Even so, I must apologize for not publishing a newsletter every Friday (as I promise on my About page) after I returned from my vacation.
Vacation always shakes up my thinking.
For me, vacation is reading. One book right after another. During almost all of my waking hours. Often as many as 24 books in two weeks.
I start with palate cleansers—romances, mysteries—because they’re fast, easy reads that clear my head of daily concerns. The rest of vacation I fill with weightier books (in topic, not necessarily in size). They’re usually nonfiction and intrigue me, give me a broader view of the world, or just look like fun.
This year, on the last day of vacation, I took an online class given by one of my favorite authors, Oliver Burkeman, entitled “Designing Your System for Creativity.” It was an opportunity I couldn’t pass up.
It was fantastic, well-timed, and was as “weighty” as I could hope for.
Ever since, though, the class content has driven me to rethink (again) how to approach this newsletter.
As with his newsletter and books, his class displayed his remarkable ability to simplify concepts without losing what’s special or important about them. He also translates those concepts into practical and doable pieces.
That’s exactly what I hope to accomplish here. As I say elsewhere on this site, I want to help my readers pierce the veil of mystery that shrouds being creative, to focus on process (what you can control) and not worry about the magic behind it (the uncontrollable part).
I was really surprised when he talked about this in class, in almost exactly my words. And he even had a solution for it.
It was like working on a jigsaw puzzle, having all four corners in place and starting to fill in the rest (me). Then you discover the person next to you (Burkeman) has already finished the same puzzle.
What has worried me since:
How do I write about the same thing without appearing to copy his work?
Same message, different voices.
The universe always finds a way to get exactly the book I need in my hands at exactly the time I need it. I bought Rick Rubin’s book, The Creative Act: A Way of Being (Bk), just before I went on vacation and started reading it last week.
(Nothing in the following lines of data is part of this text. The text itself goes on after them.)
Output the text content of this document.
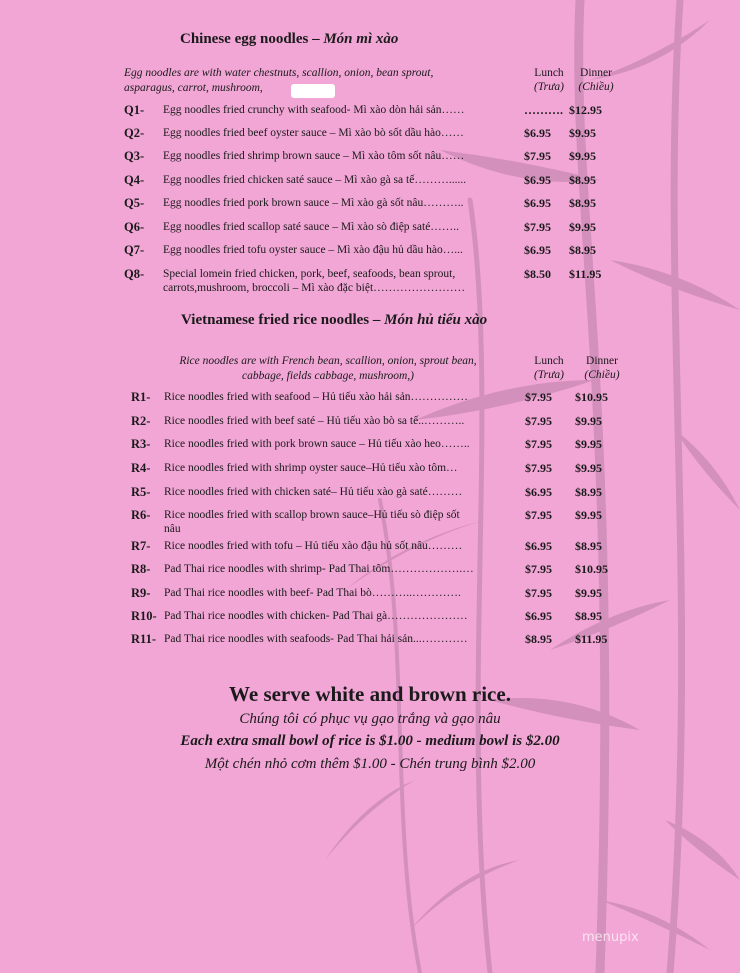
Chinese egg noodles – Món mì xào
Egg noodles are with water chestnuts, scallion, onion, bean sprout,
asparagus, carrot, mushroom,
Lunch
(Trưa)
Dinner
(Chiều)
Q1- Egg noodles fried crunchy with seafood- Mì xào dòn hải sản……	………. $12.95
Q2- Egg noodles fried beef oyster sauce – Mì xào bò sốt dầu hào……	$6.95 $9.95
Q3- Egg noodles fried shrimp brown sauce – Mì xào tôm sốt nâu……	$7.95 $9.95
Q4- Egg noodles fried chicken saté sauce – Mì xào gà sa tế………......	$6.95 $8.95
Q5- Egg noodles fried pork brown sauce – Mì xào gà sốt nâu………..	$6.95 $8.95
Q6- Egg noodles fried scallop saté sauce – Mì xào sò điệp saté……..	$7.95 $9.95
Q7- Egg noodles fried tofu oyster sauce – Mì xào đậu hủ dầu hào…...	$6.95 $8.95
Q8- Special lomein fried chicken, pork, beef, seafoods, bean sprout,
carrots,mushroom, broccoli – Mì xào đặc biệt……………………
$8.50 $11.95
Vietnamese fried rice noodles – Món hủ tiếu xào
Rice noodles are with French bean, scallion, onion, sprout bean,
cabbage, fields cabbage, mushroom,)
Lunch
(Trưa)
Dinner
(Chiều)
R1- Rice noodles fried with seafood – Hủ tiếu xào hải sản……………	$7.95 $10.95
R2- Rice noodles fried with beef saté – Hủ tiếu xào bò sa tế..………..	$7.95 $9.95
R3- Rice noodles fried with pork brown sauce – Hủ tiếu xào heo……..	$7.95 $9.95
R4- Rice noodles fried with shrimp oyster sauce–Hủ tiếu xào tôm…	$7.95 $9.95
R5- Rice noodles fried with chicken saté– Hủ tiếu xào gà saté………	$6.95 $8.95
R6- Rice noodles fried with scallop brown sauce–Hủ tiếu sò điệp sốt
nâu
$7.95 $9.95
R7- Rice noodles fried with tofu – Hủ tiếu xào đậu hủ sốt nâu………	$6.95 $8.95
R8- Pad Thai rice noodles with shrimp- Pad Thai tôm……………….…	$7.95 $10.95
R9- Pad Thai rice noodles with beef- Pad Thai bò………..………….	$7.95 $9.95
R10- Pad Thai rice noodles with chicken- Pad Thai gà…………………	$6.95 $8.95
R11- Pad Thai rice noodles with seafoods- Pad Thai hải sản...…………	$8.95 $11.95
We serve white and brown rice.
Chúng tôi có phục vụ gạo trắng và gạo nâu
Each extra small bowl of rice is $1.00 - medium bowl is $2.00
Một chén nhỏ cơm thêm $1.00 - Chén trung bình $2.00
menupix
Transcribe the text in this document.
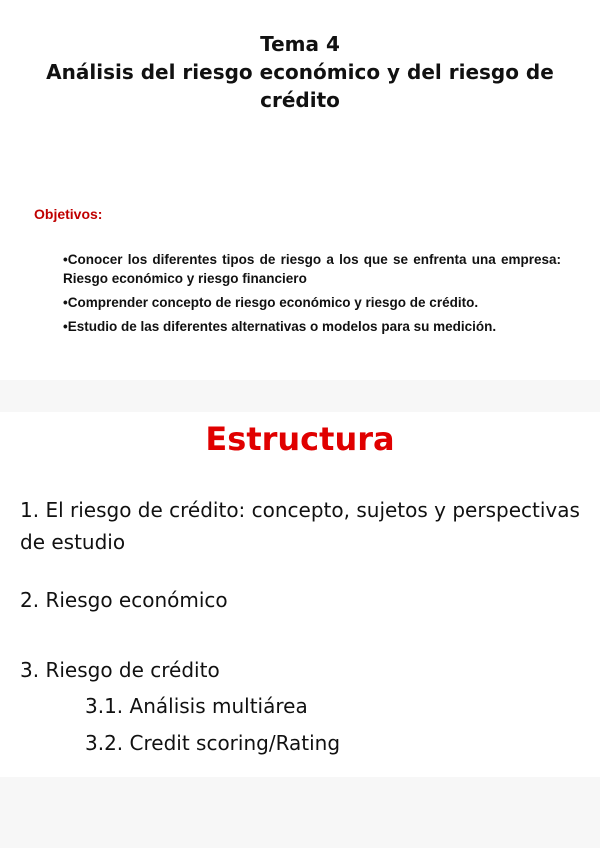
Tema 4
Análisis del riesgo económico y del riesgo de crédito
Objetivos:
•Conocer los diferentes tipos de riesgo a los que se enfrenta una empresa: Riesgo económico y riesgo financiero
•Comprender concepto de riesgo económico y riesgo de crédito.
•Estudio de las diferentes alternativas o modelos para su medición.
Estructura
1. El riesgo de crédito: concepto, sujetos y perspectivas de estudio
2. Riesgo económico
3. Riesgo de crédito
3.1. Análisis multiárea
3.2. Credit scoring/Rating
It finally busted me out of the circles I’ve been running in since the class.
Rubin has this to say about gathering material for your work:
“If you have an idea you’re excited about and you don’t bring it to life, it’s not uncommon for the idea to find its voice through another maker. This isn’t because the other artist stole your idea [ED: or you stole theirs], but because the idea’s time has come…We are all translators for messages the universe is broadcasting.”
As part of that, we all build on what’s gone before. Burkeman even referred to numerous other writers, quoting their thoughts and sharing snippets of their processes. I do this all the time myself in my own writing and social media posts.
Burkeman’s approach to creativity is very similar to what I’ve had in mind but have yet to explain here. When I finally do, it won’t be because I stole from him. And it will have my own flavor, because I’m not him.
I’ll be back on schedule next week.
Thanks for reading and for sticking with me during the gap.